Followed by James Oldfield who looks after digital technologies for learning from UNITEC on ‘enhancing teaching through virtual and augmented reality’. Important to match pedagogy to use of VR or AR. They are tools and in education, important to also look into cost effectiveness. Provided example of AR in the trades, overlay of visuals to assist with identification of machinery parts. Use AR or QR codes to assist students to identify authentic examples in their own context. Provided an example for AR (using AURASMA – free app) as used to support student use of technology at Unitec – triggered via QR code on a physical surface – brochure, sign etc. VR requires more effort and is more expensive. However, an immersive learning environment is created. Showed an example of how to help tutors orientate into new teaching spaces. Showed the virtual workplace created by the carpentry section as part of the eassessment project. Detailed the pedagogical approaches. The demonstrated how VR images are caught for use in VR resources using a 360’ camera on a selfie stick.
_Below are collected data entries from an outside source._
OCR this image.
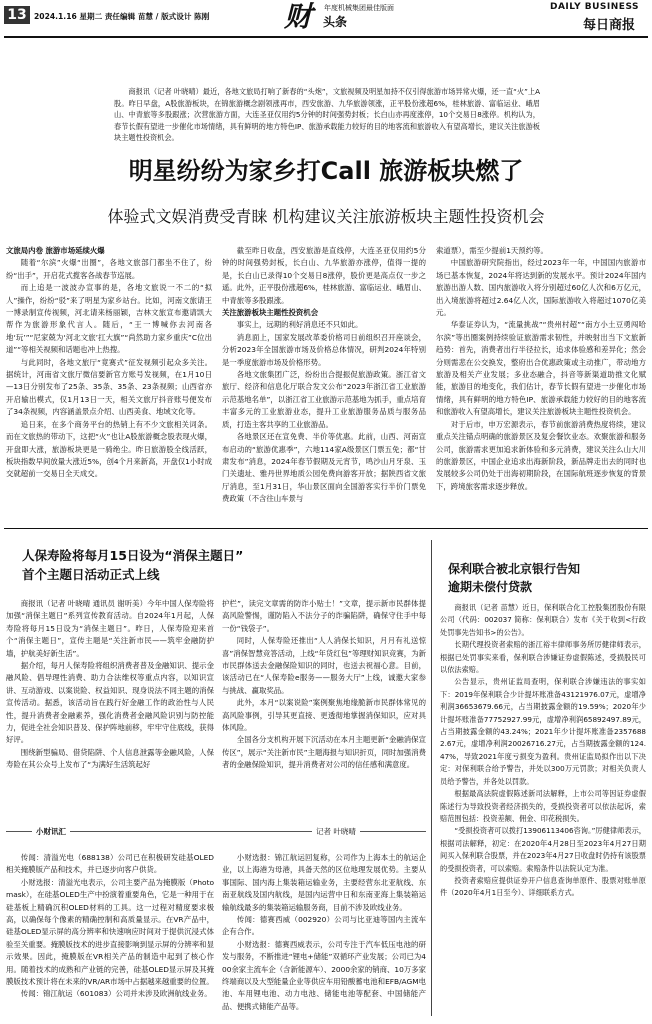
13 2024.1.16 星期二 责任编辑 苗慧 / 版式设计 陈刚	财 头条
年度机械集团最佳版面	DAILY BUSINESS
每日商报

商报讯（记者 叶晓晴）最近，各地文旅局打响了新春的“头炮”，文旅视频及明星加持不仅引得旅游市场异常火爆，还一直“火”上A股。昨日早盘，A股旅游板块，在锦旅游概念剧领涨再市，西安旅游、九华旅游领涨，正平股份涨超6%，桂林旅游、富临运业、峨眉山、中青旅等多股跟涨；次营旅游方面，大连圣亚仅用约5分钟的时间强势封板；长白山亦再度涨停，10个交易日8涨停。机构认为，春节长假有望进一步催化市场情绪，具有鲜明的地方特色IP、旅游承载能力较好的目的地客流和旅游收入有望高增长，建议关注旅游板块主题性投资机会。

明星纷纷为家乡打Call 旅游板块燃了
体验式文娱消费受青睐 机构建议关注旅游板块主题性投资机会

文旅局内卷 旅游市场延续火爆

随着“尔滨”火爆“出圈”，各地文旅部门都坐不住了，纷纷“出手”，开启花式揽客各战春节巡展。

而上追是一波波办宣事的是，各地文旅说一不二的“拟人”操作，纷纷“驳”来了明星为家乡站台。比如，河南文旅请王一博录制宣传视频，河北请来杨丽颖，吉林文旅宣布邀请凯大帮作为旅游形象代言人。随后，“王一博喊你去河南各地‘玩’”“尼家兢为‘河北文旅’扛大旗”“尚然助力家乡重庆”C位出道”“等相关视频和话题也冲上热搜。

与此同时，各地文旅厅“竟赛式”征发视频引起众多关注。据统计，河南省文旅厅微信要新官方账号发视频，在1月10日—13日分别发布了25条、35条、35条、23条视频；山西省亦开启输出模式，仅1月13日一天，相关文旅厅抖音账号便发布了34条视频，内容涵盖景点介绍、山西美食、地域文化等。

追日来，在多个商务平台的热销上有不少文旅相关词条。而在文旅热的带动下，这把“火”也让A股旅游概念股表现火爆，开盘即大涨，旅游板块更是一骑绝尘。昨日旅游股全线活跃，板块指数早间放量大涨近5%，创4个月来新高，开盘仅1小时成交就超前一交易日全天成交。

截至昨日收盘，西安旅游是直线停，大连圣亚仅用约5分钟的时间强势封板，长白山、九华旅游亦涨停，值得一提的是，长白山已录得10个交易日8涨停，股价更是高点仅一步之遥。此外，正平股份涨超6%，桂林旅游、富临运业、峨眉山、中青旅等多股跟涨。

关注旅游板块主题性投资机会

事实上，远期的利好消息还不只如此。

消息面上，国家发展改革委价格司日前组织召开座谈会，分析2023年全国旅游市场及价格总体情况，研判2024年特别是一季度旅游市场及价格形势。

各地文旅集团广泛，纷纷出合提振促旅游政策。浙江省文旅厅、经济和信息化厅联合发文公布“2023年浙江省工业旅游示范基地名单”，以浙江省工业旅游示范基地为抓手，重点培育丰富多元的工业旅游业态，提升工业旅游服务品质与服务品质，打造主客共享的工业旅游品。

各地景区还在宣免费、半价等优惠。此前，山西、河南宣布启动的“旅游优惠季”，六地114家A级景区门票五免；都“甘肃发布”消息，2024年春节假期及元宵节，鸣沙山月牙泉、玉门关遗址、雅丹世界地质公园免费向游客开放；据陕西省文旅厅消息，至1月31日，华山景区面向全国游客实行半价门票免费政策（不含往山车景与

索道票），需至少提前1天预约等。

中国旅游研究院指出，经过2023年一年，中国国内旅游市场已基本恢复，2024年将达到新的发展水平。预计2024年国内旅游出游人数、国内旅游收入将分别超过60亿人次和6万亿元，出入境旅游将超过2.64亿人次，国际旅游收入将超过1070亿美元。

华泰证券认为，“流量挑战”“贵州村超”“南方小土豆勇闯哈尔滨”等出圈案例持续验证旅游需求韧性，并映射出当下文旅新趋势：首先，消费者出行半径拉长，追求体验感和差异化；然会分则需悲在公交换发，整府出合优惠政策或主动推广，带动地方旅游及相关产业发展；多业态融合，抖音等新渠道助推文化赋能，旅游目的地变化，我们估计，春节长假有望进一步催化市场情绪，具有鲜明的地方特色IP、旅游承载能力较好的目的地客流和旅游收入有望高增长，建议关注旅游板块主题性投资机会。

对于后市，申万宏源表示，春节前旅游消费热度将续，建议重点关注锚点明确的旅游景区及复会餐饮业态。欢聚旅游和服务公司，旅游需求更加追求新体验和多元消费，建议关注么山大川的旅游景区，中国企业追求出海新阶段，新品牌走出去的同时也发展较多公司仍处于出海初期阶段，在国际航班逐步恢复的背景下，跨境旅客需求逐步释放。

人保寿险将每月15日设为“消保主题日”
首个主题日活动正式上线

商报讯（记者 叶晓晴 通讯员 谢听美）今年中国人保寿险将加强“消保主题日”系列宣传教育活动。自2024年1月起，人保寿险将每月15日设为“消保主题日”。昨日，人保寿险迎来首个“消保主题日”，宣传主题是“关注新市民——筑牢金融防护墙，护航美好新生活”。

据介绍，每月人保寿险将组织消费者普及金融知识、提示金融风险、倡导理性消费、助力合法维权等重点内容，以知识宣讲、互动游戏、以案说险、权益知识、现身说法不同主题的消保宣传活动。据悉，该活动旨在践行好金融工作的政治性与人民性，提升消费者金融素养，强化消费者金融风险识别与防控能力，促进全社会知识普及、保护阵地前移，牢牢守住底线，获得好评。

围绕新型骗局、借贷陷阱、个人信息泄露等金融风险，人保寿险在其公众号上发布了“为满好生活筑起好

护栏”，读完文章需的防诈小贴士！”文章，提示新市民群体提高风险警惕，谨防陷入不法分子的诈骗陷阱，确保守住手中每一份“钱袋子”。

同时，人保寿险还推出“人人消保长知识，月月有礼送惊喜”消保智慧竞答活动，上线“年货红包”等理财知识竞赛，为新市民群体送去金融保险知识的同时，也送去祝福心意。目前，该活动已在“人保寿险e服务——服务大厅”上线，诚邀大家参与挑战、赢取奖品。

此外，本月“以案说险”案例聚焦地缘脆新市民群体常见的高风险事例，引导其更直接、更透彻地掌握消保知识，应对具体风险。

全国各分支机构开展下沉活动在本月主题更新“金融消保宣传区”，展示“关注新市民”主题海报与知识折页，同时加强消费者的金融保险知识，提升消费者对公司的信任感和满意度。

保利联合被北京银行告知
逾期未偿付贷款

商报讯（记者 苗慧）近日，保利联合化工控股集团股份有限公司（代码：002037 简称：保利联合）发布《关于收到<行政处罚事先告知书>的公告》。

长期代理投资者索赔的浙江裕丰律师事务所厉健律师表示，根据已处罚事实来看，保利联合涉嫌证券虚假陈述，受损股民可以依法索赔。

公告显示，贵州证监局查明，保利联合涉嫌违法的事实如下：2019年保利联合少计提坏账准备43121976.07元，虚增净利润36653679.66元，占当期披露金额的19.59%；2020年少计提坏账准备77752927.99元，虚增净利润65892497.89元，占当期披露金额的43.24%；2021年少计提坏账准备23576882.67元，虚增净利润20026716.27元，占当期披露金额的124.47%，导致2021年度亏损变为盈利。贵州证监局拟作出以下决定：对保利联合给予警告，并处以300万元罚款；对相关负责人员给予警告，并各处以罚款。

根据最高法院虚假陈述新司法解释，上市公司等因证券虚假陈述行为导致投资者经济损失的，受损投资者可以依法起诉，索赔范围包括：投资差额、佣金、印花税损失。

“受损投资者可以拨打13906113406咨询。”厉健律师表示，根据司法解释，初定：在2020年4月28日至2023年4月27日期间买入保利联合股票，并在2023年4月27日收盘时仍持有该股票的受损投资者，可以索赔。索赔条件以法院认定为准。

投资者索赔应提供证券开户信息查询单原件、股票对账单原件（2020年4月1日至今）、详细联系方式。

小财讯汇	记者 叶晓晴

传闻：清溢光电（688138）公司已在积极研发硅基OLED相关掩膜版产品和技术，并已逐步向客户供货。

小财选报：清溢光电表示，公司主要产品为掩膜版（Photomask），在硅基OLED生产中扮演着重要角色，它是一种用于在硅基板上精确沉积OLED材料的工具。这一过程对精度要求极高，以确保每个像素的精确控制和高质量显示。在VR产品中，硅基OLED显示屏的高分辨率和快速响应时间对于提供沉浸式体验至关重要。掩膜版技术的进步直接影响到显示屏的分辨率和显示效果。因此，掩膜版在VR相关产品的制造中起到了核心作用。随着技术的成熟和产业链的完善，硅基OLED显示屏及其掩膜版技术预计将在未来的VR/AR市场中占据越来越重要的位置。

传闻：锦江航运（601083）公司并未涉及欧洲航线业务。

小财选报：锦江航运回复称，公司作为上海本土的航运企业，以上海港为母港，具备天然的区位地理发展优势。主要从事国际、国内海上集装箱运输业务，主要经营东北亚航线、东南亚航线及国内航线，是国内运营中日和东南亚海上集装箱运输航线最多的集装箱运输服务商，目前不涉及欧线业务。

传闻：德赛西威（002920）公司与比亚迪等国内主流车企有合作。

小财选报：德赛西威表示，公司专注于汽车低压电池的研发与服务，不断推进“锂电+储能”双循环产业发展；公司已为400余家主流车企（含新能源车）、2000余家的销商、10万多家终端商以及大型能量企业等供应车用铅酸蓄电池和EFB/AGM电池、车用锂电池、动力电池、储能电池等配套、中国储能产品、便携式储能产品等。
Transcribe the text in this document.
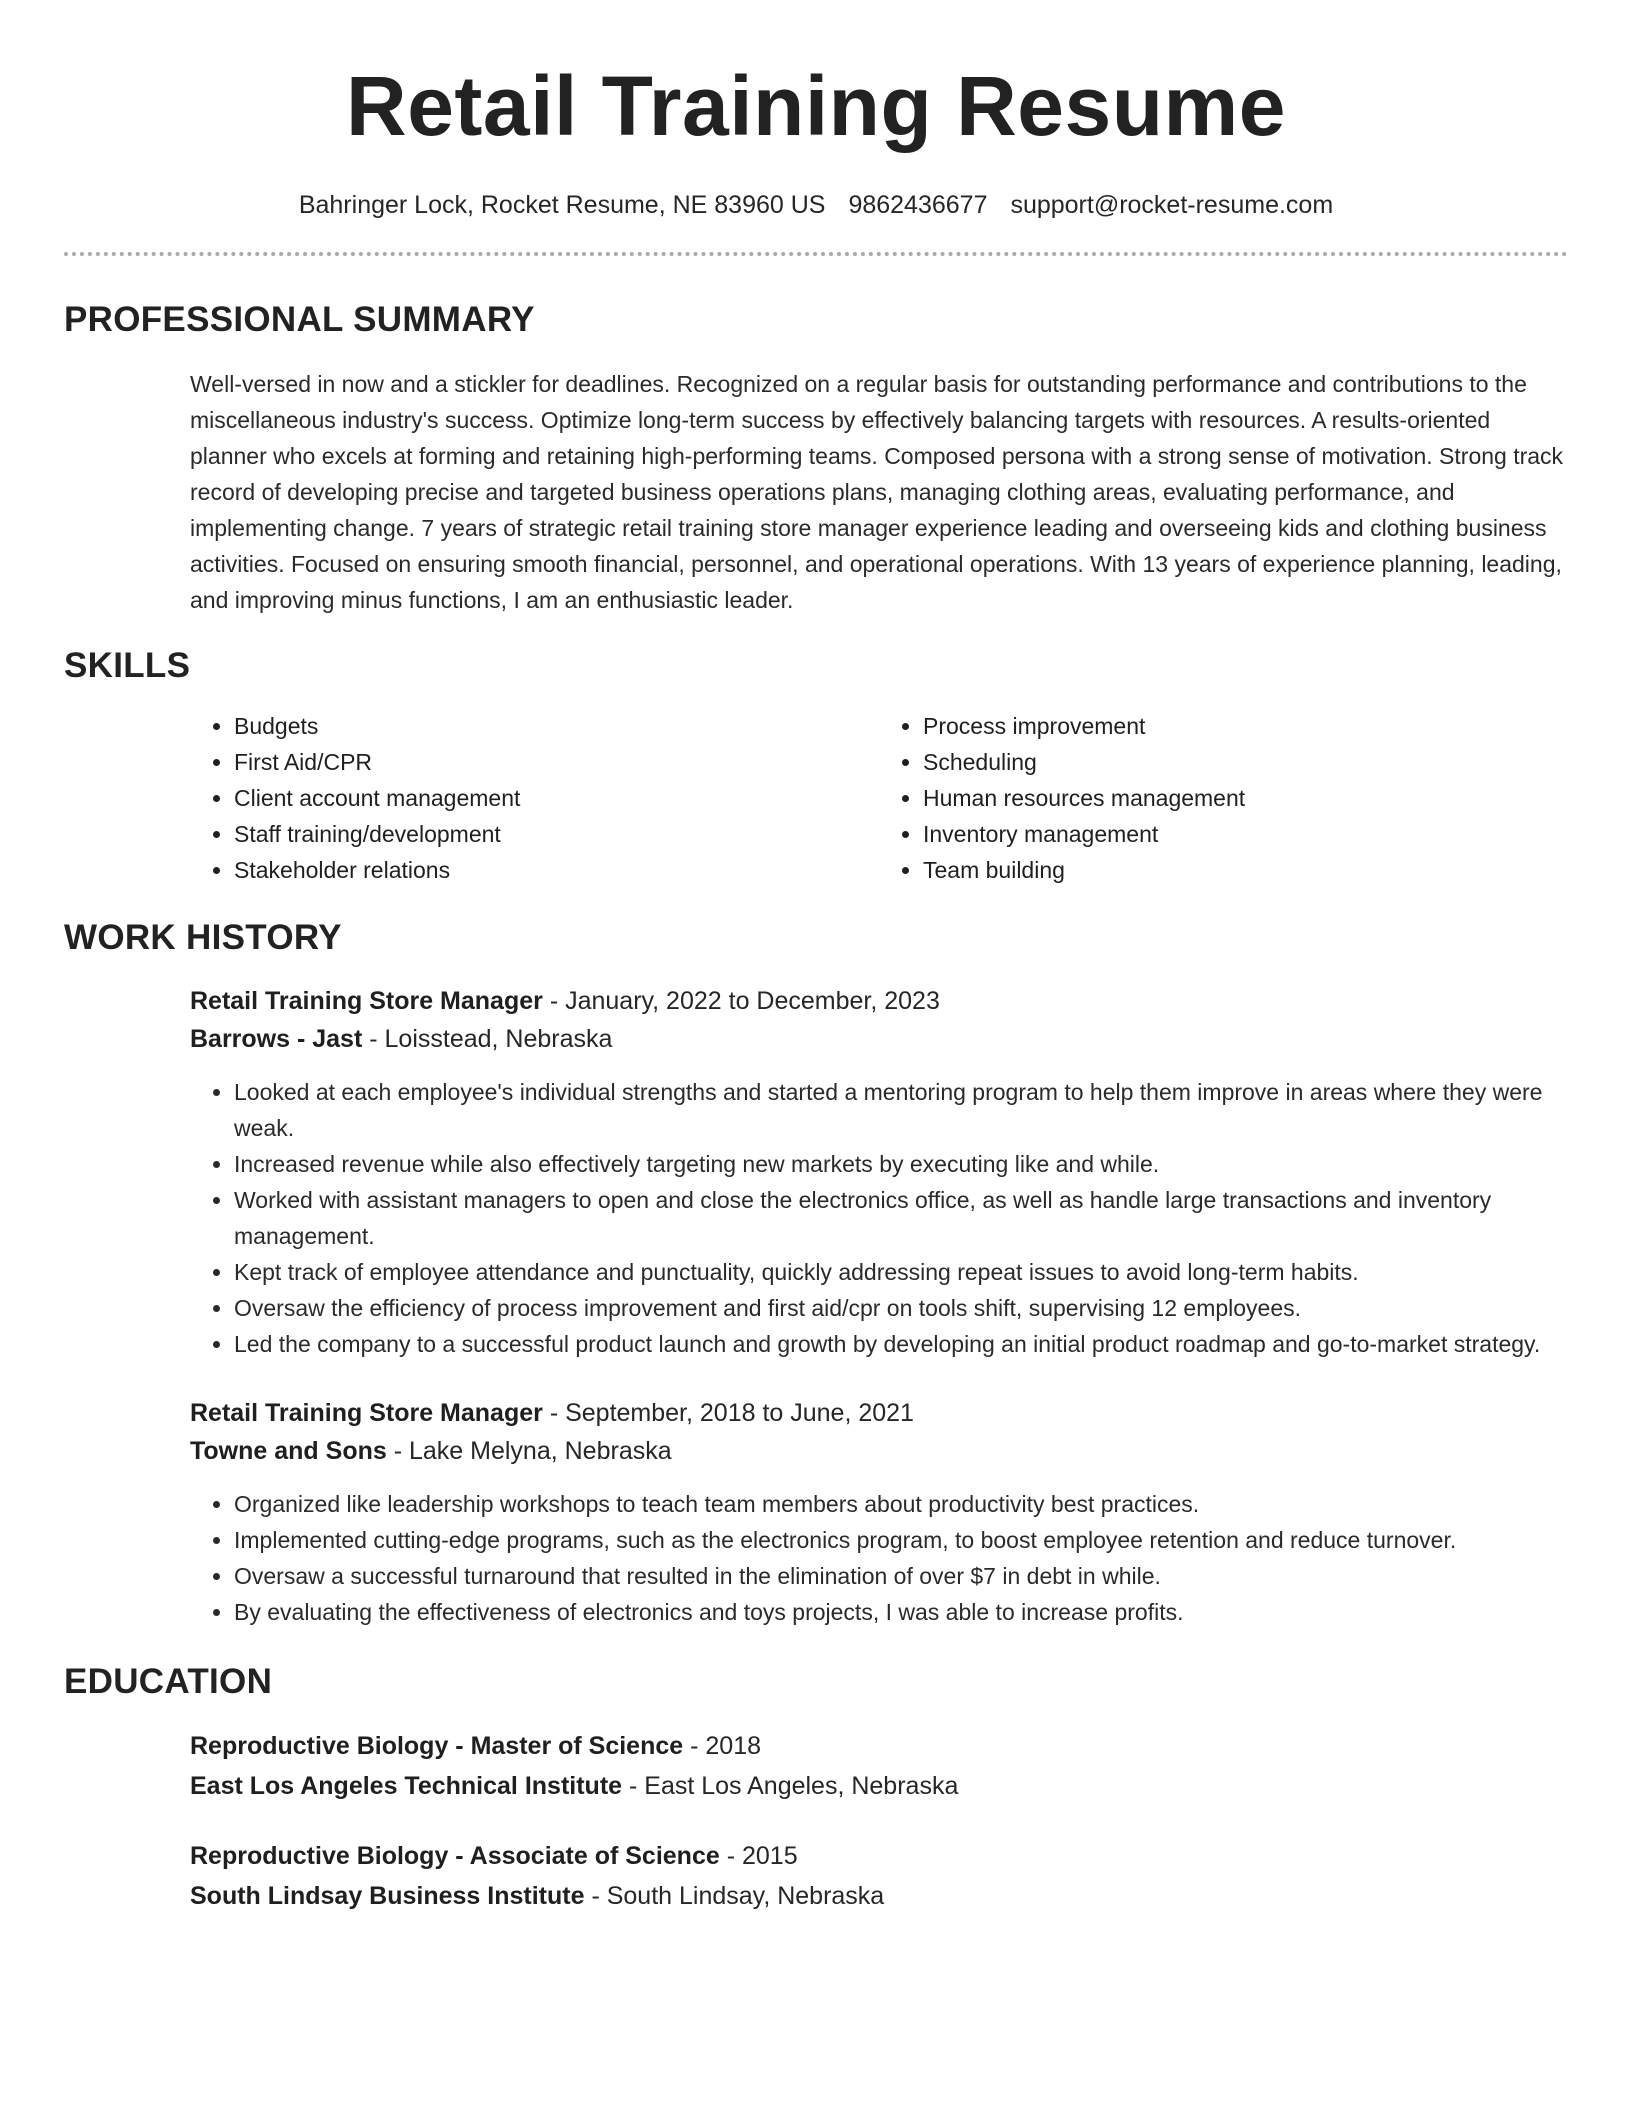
Retail Training Resume
Bahringer Lock, Rocket Resume, NE 83960 US 9862436677 support@rocket-resume.com
PROFESSIONAL SUMMARY
Well-versed in now and a stickler for deadlines. Recognized on a regular basis for outstanding performance and contributions to the miscellaneous industry's success. Optimize long-term success by effectively balancing targets with resources. A results-oriented planner who excels at forming and retaining high-performing teams. Composed persona with a strong sense of motivation. Strong track record of developing precise and targeted business operations plans, managing clothing areas, evaluating performance, and implementing change. 7 years of strategic retail training store manager experience leading and overseeing kids and clothing business activities. Focused on ensuring smooth financial, personnel, and operational operations. With 13 years of experience planning, leading, and improving minus functions, I am an enthusiastic leader.
SKILLS
• Budgets
• First Aid/CPR
• Client account management
• Staff training/development
• Stakeholder relations
• Process improvement
• Scheduling
• Human resources management
• Inventory management
• Team building
WORK HISTORY
Retail Training Store Manager - January, 2022 to December, 2023
Barrows - Jast - Loisstead, Nebraska
• Looked at each employee's individual strengths and started a mentoring program to help them improve in areas where they were weak.
• Increased revenue while also effectively targeting new markets by executing like and while.
• Worked with assistant managers to open and close the electronics office, as well as handle large transactions and inventory management.
• Kept track of employee attendance and punctuality, quickly addressing repeat issues to avoid long-term habits.
• Oversaw the efficiency of process improvement and first aid/cpr on tools shift, supervising 12 employees.
• Led the company to a successful product launch and growth by developing an initial product roadmap and go-to-market strategy.
Retail Training Store Manager - September, 2018 to June, 2021
Towne and Sons - Lake Melyna, Nebraska
• Organized like leadership workshops to teach team members about productivity best practices.
• Implemented cutting-edge programs, such as the electronics program, to boost employee retention and reduce turnover.
• Oversaw a successful turnaround that resulted in the elimination of over $7 in debt in while.
• By evaluating the effectiveness of electronics and toys projects, I was able to increase profits.
EDUCATION
Reproductive Biology - Master of Science - 2018
East Los Angeles Technical Institute - East Los Angeles, Nebraska
Reproductive Biology - Associate of Science - 2015
South Lindsay Business Institute - South Lindsay, Nebraska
Then demoed a mixed/merged reality (MR) – blends real and virtual worlds in ways though which the physical and the digital can interact’.
Final keynote with Professor Welby Ings, from Auckland University of Technology on ‘the post-heroic teacher: leadership and influence in the age of anxiety’. Advocates the continuance of common sense and optimism in our work as teachers. Perhaps having influence is more important than leadership? Distilled, in his usual way, some gems of thoughts, garnered from his life experiences. Provided us with a few probing questions to encourage us to think about concepts of ‘leadership’. Argued for the need to look at leadership as not ‘heroic’. Change cannot occur if we make enemies with the people who are best able to support change. Nor can force or protest or disruption cause change. Yet, society perceives leaders as singular, visionary, problem solve, fearless, all knowing etc. When we teach, we influence the world around us - we grow the intellectual capacity of the society we live in. Brought in stories to support themes of the ‘dangers of being admired’, the threats of ego, the contribution of reform from ‘wherever you stand’ and the need for tenacity and disobedience. The person at the back is the leader, supporting the vanguard. Introduced the concept of the wounded hierarchy – whereby organisational practices block innovation. Features include micro management, risk aversion, low trust, reporting requirements / assessment criteria etc. Distributed leadership possible but not common in the mainstream. So how do ‘disobedient teachers’ keep going? Post- heroic leadership understand there is more than more variable, work with more than one group of people with different perspectives. Need to be able to provide empowerment. So, care for thinkers like you, refuse to relinquish agency (cynicism is the death of hope), use the power of the viral (rhetoric is never as powerful as a prototype) and en theos (passion, hope, agency). Kia Kaha!
Welby provides us with a fitting conclusion to a busy and enriching day.